C'est d'ailleurs une constante sur A Story of Anger. Bien sûr, le cahier des charges est rempli et les amateurs ne seront pas déçus. Des grosses basses qui cognent ? Des ambiances futuristes nocturnes qui sentent bon la pluie qui s'éclate sur le bitume et les néons ? Bien sûr, ce premier album en est généreux. Les featurings avec Corvad et Carpenter Brut tabassent, By Fire, Club 21, l'épique In My Veins ou encore la frénétique Your Shadow débordent d'une tension qui vous fera transpirer à grosses gouttes... Mais on plonge aussi un peu plus loin dans l'âme de la musicienne via des titres plus contemplatifs et aériens (Traum, So Blind...) qui réussissent à associer une efficacité redoutable à une humeur plus introspective. La nouvelle collaboration avec Health en est d'ailleurs une très belle illustration : plutôt que viser la jugulaire et nous refaire un titre à la Hateful, Holding on to Nothing tire le meilleur parti des inflexions shoegaze de Jake Duzsik en les couplant à des beats hypnotiques pour un résultat moins instantanément ravageur mais finalement tout aussi puissant que leur précédent titre composé en commun.

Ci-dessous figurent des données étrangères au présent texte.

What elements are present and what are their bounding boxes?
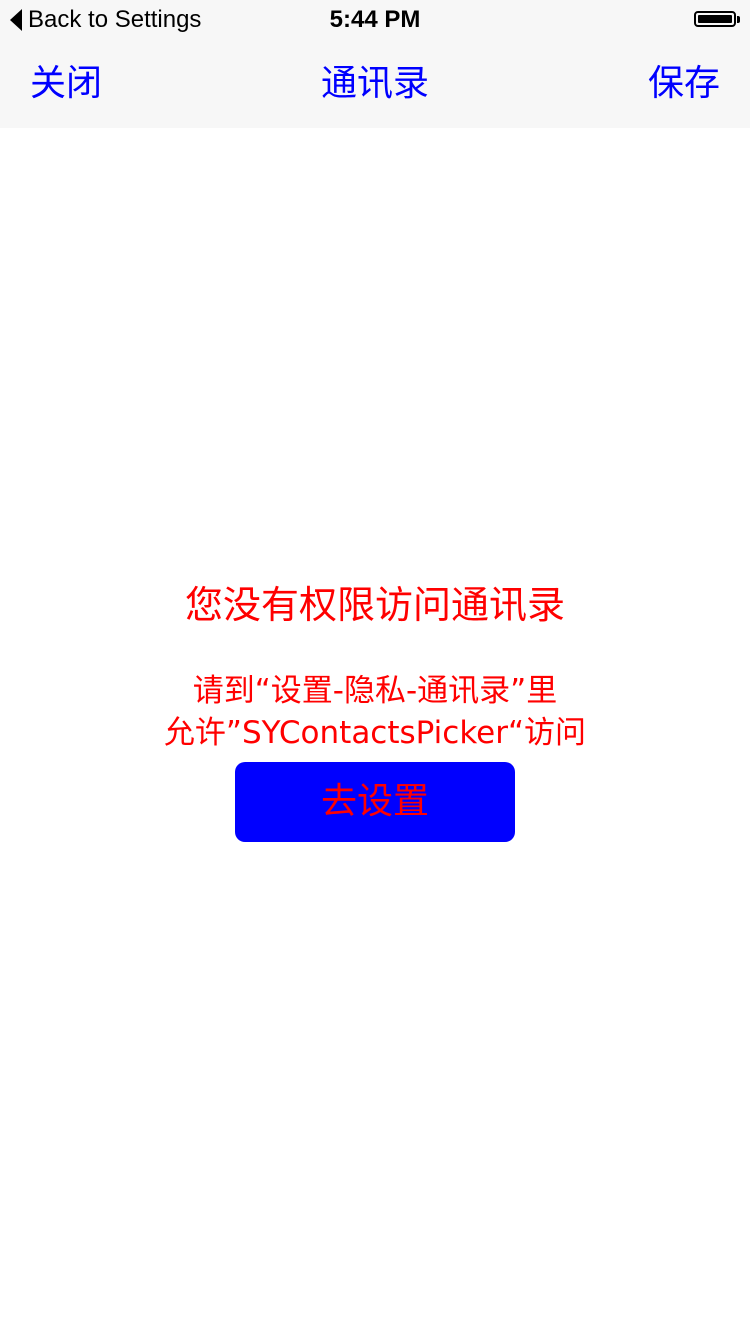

A Story of Anger est une réussite à tous les niveaux : SIERRA y offre ce que l'on attend, certes, mais surtout bien plus. Plutôt que d'ouvrir timidement de nouvelles portes, elle les enfonce avec courage et ambition en nous balançant au visage le quota de basses énervées et d'ambiances cyberpunk mais aussi une dose d'émotion inattendue. Sans répit ni faiblesse, A Story of Anger se paye le luxe de dévoiler ses richesses au fil des écoutes, là où on s'attendait à un plaisir immédiat. De cette collection de nouveaux morceaux, il n'y a rien à jeter, chaque titre est un monstre d'efficacité et de puissance, chacun à sa façon. SIERRA nous aura fait attendre un moment, ça valait le coup : ce premier album a certes mis longtemps à venir, mais ce temps était nécessaire pour lui garantir une belle longévité. On n'a pas fini de le poncer, celui-là.